Stacey M. Schaefer, she/her/hers
Scientist III, UW Center for Healthy Minds
Stacey Schaefer is a cognitive-affective neuroscientist at the UW Center for Healthy Minds who received her BS at UW–Madison and PhD at the University of Pennsylvania. Her research focuses on identifying how different emotional styles influence health, wellbeing, and brain aging, as well as the factors that moderate those relationships. Schaefer leads the Neuroscience Project of the longitudinal Midlife in the United States National Study of Health and Wellbeing (MIDUS), is PI of a study examining how emotion may contribute to the development of Alzheimer’s Disease in collaboration with the Wisconsin Registry for Alzheimer Prevention, and is co-PI of a large R01 study examining how individual differences in the time course of emotional responses are important for cognition, mental health, stress regulation, the immune system and coping with the impacts of the COVID-19 pandemic.
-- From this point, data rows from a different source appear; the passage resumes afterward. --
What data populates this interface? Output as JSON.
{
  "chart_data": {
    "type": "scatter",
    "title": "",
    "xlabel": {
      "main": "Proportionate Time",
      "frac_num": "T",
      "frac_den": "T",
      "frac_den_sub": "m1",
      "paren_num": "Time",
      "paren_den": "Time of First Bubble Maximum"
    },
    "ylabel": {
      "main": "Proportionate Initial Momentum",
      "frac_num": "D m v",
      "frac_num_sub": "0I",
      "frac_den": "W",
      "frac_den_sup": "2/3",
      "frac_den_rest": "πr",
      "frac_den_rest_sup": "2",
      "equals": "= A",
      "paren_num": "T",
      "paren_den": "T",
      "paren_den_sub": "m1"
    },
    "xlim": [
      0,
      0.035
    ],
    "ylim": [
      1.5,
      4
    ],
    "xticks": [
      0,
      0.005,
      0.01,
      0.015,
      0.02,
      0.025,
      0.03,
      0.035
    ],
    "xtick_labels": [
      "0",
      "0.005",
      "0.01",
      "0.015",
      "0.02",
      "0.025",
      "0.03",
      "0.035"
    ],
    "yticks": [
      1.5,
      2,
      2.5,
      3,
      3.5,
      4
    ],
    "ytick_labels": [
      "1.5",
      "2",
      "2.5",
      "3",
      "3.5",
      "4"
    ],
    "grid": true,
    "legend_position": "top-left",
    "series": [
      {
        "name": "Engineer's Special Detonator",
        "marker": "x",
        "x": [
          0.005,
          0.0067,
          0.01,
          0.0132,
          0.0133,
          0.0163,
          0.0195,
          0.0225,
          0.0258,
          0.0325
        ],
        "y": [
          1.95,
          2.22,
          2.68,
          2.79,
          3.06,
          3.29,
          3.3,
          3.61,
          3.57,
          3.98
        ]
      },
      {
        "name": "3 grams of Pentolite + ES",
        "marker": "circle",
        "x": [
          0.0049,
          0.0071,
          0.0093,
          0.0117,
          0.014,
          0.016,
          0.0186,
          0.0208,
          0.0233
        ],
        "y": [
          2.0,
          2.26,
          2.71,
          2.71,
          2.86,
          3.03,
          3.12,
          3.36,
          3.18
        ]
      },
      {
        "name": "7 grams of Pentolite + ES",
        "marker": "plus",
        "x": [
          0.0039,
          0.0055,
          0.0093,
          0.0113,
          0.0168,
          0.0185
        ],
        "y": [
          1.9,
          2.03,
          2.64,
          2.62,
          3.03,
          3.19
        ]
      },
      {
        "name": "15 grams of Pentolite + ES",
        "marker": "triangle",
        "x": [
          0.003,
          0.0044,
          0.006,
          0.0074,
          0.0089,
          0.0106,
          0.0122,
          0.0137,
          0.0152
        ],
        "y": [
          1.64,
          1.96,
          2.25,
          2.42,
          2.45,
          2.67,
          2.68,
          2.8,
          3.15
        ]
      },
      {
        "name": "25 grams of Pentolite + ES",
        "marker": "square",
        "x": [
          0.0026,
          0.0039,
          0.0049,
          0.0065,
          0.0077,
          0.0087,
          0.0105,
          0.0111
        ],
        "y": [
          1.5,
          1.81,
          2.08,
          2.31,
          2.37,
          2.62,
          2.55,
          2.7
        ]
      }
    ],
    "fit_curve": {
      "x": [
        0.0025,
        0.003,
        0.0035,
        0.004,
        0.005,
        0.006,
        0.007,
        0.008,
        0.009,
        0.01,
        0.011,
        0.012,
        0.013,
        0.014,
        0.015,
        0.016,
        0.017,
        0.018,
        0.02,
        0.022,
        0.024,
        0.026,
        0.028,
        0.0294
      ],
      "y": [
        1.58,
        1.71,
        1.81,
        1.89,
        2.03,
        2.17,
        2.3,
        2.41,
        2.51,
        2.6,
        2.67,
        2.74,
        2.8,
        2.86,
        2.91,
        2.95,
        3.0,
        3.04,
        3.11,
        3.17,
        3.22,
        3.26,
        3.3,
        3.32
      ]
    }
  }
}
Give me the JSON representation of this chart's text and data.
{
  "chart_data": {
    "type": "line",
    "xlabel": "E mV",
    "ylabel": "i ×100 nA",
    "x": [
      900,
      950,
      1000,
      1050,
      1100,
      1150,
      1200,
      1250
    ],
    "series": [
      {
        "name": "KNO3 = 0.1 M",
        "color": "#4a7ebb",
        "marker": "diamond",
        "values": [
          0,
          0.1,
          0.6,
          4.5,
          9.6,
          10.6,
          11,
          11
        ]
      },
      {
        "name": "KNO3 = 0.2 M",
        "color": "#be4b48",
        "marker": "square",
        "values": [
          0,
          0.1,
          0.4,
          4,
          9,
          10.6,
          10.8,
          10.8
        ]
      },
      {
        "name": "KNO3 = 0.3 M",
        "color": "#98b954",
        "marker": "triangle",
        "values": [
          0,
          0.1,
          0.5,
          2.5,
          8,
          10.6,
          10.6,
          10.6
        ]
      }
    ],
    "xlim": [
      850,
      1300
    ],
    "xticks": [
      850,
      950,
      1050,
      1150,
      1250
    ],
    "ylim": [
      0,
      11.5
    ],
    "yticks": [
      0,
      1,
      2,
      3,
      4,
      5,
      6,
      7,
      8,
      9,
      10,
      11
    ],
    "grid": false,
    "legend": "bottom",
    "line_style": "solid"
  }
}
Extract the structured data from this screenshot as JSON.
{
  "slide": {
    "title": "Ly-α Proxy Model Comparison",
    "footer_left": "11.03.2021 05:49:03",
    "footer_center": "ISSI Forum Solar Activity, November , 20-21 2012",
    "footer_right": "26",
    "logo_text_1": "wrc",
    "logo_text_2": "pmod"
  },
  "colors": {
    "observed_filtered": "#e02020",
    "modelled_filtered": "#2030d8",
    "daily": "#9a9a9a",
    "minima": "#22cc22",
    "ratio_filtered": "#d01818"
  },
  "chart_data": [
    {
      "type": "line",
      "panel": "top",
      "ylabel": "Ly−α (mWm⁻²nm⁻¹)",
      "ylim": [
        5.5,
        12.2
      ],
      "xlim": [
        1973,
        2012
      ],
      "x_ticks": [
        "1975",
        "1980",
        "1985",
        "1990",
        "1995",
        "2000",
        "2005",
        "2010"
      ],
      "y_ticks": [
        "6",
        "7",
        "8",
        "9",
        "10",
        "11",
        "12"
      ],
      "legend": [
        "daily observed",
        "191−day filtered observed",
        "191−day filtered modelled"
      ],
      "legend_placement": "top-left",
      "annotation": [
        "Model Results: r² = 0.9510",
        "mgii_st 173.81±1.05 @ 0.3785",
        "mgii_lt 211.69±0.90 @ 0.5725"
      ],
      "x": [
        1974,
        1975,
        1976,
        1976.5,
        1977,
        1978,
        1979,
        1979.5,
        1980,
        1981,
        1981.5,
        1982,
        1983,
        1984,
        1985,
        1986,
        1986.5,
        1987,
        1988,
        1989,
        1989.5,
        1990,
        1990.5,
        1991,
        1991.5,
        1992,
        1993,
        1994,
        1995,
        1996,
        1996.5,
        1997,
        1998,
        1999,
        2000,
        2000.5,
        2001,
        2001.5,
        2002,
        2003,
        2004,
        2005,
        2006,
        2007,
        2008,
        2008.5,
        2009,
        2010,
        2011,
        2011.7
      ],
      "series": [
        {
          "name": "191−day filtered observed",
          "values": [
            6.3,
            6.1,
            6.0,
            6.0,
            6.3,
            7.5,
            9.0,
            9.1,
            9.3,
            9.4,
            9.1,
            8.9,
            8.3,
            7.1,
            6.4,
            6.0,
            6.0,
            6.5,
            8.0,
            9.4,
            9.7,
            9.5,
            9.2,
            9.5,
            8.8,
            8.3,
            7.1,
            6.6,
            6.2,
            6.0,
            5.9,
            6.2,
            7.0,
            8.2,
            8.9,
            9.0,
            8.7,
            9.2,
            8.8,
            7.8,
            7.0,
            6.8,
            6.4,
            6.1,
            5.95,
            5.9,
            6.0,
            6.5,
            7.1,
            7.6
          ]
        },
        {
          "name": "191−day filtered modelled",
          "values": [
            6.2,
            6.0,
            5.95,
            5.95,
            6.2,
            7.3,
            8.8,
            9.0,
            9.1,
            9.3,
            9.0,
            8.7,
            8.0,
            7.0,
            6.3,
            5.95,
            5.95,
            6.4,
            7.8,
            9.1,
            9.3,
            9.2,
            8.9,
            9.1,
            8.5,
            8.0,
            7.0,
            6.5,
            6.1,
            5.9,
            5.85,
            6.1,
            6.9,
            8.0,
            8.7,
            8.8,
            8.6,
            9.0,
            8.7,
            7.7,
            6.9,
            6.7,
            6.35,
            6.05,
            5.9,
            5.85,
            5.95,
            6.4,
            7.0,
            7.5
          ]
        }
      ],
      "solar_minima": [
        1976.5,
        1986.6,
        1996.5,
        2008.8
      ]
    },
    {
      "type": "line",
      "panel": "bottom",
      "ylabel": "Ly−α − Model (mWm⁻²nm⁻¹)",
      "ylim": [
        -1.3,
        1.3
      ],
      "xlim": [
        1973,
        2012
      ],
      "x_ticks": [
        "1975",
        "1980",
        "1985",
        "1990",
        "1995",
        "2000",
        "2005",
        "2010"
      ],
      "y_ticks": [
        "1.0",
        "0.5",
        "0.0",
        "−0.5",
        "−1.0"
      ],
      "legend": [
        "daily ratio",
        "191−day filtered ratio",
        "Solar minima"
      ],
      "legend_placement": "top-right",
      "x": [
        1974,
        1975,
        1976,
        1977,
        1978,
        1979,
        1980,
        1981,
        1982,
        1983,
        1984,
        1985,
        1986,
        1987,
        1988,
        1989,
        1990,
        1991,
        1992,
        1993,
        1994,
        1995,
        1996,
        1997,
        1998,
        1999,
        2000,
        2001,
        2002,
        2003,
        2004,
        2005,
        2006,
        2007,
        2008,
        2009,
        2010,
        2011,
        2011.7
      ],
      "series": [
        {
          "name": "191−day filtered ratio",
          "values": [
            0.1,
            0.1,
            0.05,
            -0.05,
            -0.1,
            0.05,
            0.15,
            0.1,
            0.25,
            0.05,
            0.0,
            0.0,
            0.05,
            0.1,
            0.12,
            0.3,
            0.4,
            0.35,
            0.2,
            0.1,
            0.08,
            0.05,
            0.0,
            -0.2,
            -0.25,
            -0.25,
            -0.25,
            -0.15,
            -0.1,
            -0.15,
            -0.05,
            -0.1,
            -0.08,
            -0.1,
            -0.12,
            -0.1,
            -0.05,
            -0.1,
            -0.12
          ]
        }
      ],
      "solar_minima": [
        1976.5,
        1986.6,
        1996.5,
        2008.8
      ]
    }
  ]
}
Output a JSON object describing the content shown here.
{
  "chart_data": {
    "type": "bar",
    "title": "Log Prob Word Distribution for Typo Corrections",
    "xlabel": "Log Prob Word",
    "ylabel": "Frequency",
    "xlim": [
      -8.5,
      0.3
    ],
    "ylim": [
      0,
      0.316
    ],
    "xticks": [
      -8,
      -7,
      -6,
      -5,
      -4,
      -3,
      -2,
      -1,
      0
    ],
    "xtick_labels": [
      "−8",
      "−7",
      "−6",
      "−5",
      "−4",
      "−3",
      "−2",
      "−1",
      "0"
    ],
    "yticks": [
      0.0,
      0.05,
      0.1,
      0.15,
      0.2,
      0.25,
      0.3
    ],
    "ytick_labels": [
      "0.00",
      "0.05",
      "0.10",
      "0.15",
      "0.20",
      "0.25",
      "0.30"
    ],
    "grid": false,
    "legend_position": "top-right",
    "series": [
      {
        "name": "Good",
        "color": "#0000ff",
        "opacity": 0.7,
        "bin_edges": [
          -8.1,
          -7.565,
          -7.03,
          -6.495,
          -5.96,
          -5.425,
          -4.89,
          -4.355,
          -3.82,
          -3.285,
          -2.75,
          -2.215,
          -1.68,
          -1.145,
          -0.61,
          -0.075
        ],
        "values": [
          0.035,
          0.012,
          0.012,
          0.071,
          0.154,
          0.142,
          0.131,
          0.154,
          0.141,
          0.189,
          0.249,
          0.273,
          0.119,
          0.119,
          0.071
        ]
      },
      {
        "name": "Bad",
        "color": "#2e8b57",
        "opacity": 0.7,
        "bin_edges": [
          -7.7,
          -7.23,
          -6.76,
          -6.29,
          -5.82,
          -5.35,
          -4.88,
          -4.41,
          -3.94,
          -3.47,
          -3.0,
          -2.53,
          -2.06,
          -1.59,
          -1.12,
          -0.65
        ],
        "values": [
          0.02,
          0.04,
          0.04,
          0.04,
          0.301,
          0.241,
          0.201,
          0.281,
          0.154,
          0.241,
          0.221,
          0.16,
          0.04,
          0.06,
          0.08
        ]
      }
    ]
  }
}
Emily Skaletski, she/her/hers
PhD Student, Department of Kinesiology (Occupational Science track)
Emily Skaletski is a PhD student in the Department of Kinesiology at UW–Madison, in the occupational science track. Skaletski is currently supported by the Caroline G. Thompson Wisconsin Distinguished Graduate Fellowship from the UW–Madison Occupational Therapy program. She holds a BS in psychology from Carroll University and a master of occupational therapy from Chatham University. Prior to starting her PhD, Skaletski was a pediatric occupational therapist for several years. Skaletski is a member of Dr. Brittany Travers’ Motor and Brain Development Lab at the Waisman Center, where her research focuses on how motor and daily living skills contribute to the quality of life in autistic children.
Peter Wardrip, he/him/his
Assistant Professor of STEAM Education, Curriculum and Instruction
Peter Wardrip is an assistant professor of STEAM Education in DICE (Design, Informal and Creative Education) Area of Curriculum and Instruction. His research focuses on the design of STEAM-based learning experiences, assessment for learning and research-practice partnerships; usually collaboration with teachers and museum and library professionals. Wardrip grew up in Racine, WI. He earned his PhD in learning sciences and policy from the University of Pittsburgh.
Lucas Wiscons, he/him/his
PhD Candidate & Lecturer, Sociology
Lucas Wiscons is a PhD student in the sociology program at UW–Madison. He is the facilitator of a group of UW–Madison faculty, students and Dane County community partners interested in questions of racial justice. His dissertation project, Doing Justice, is aimed at better understanding how criminal court proceedings are experienced and understood by the people involved in them. In addition to his research, Wiscons is a lecturer for the sociology program and teaches classes on social psychology and research methodology. He also leads a summer research internship for legal studies students on qualitative research methodology and criminal justice. Prior to graduate school, Wiscons worked with immigrant rights organizations in San Diego county on providing low and no-cost access to legal services.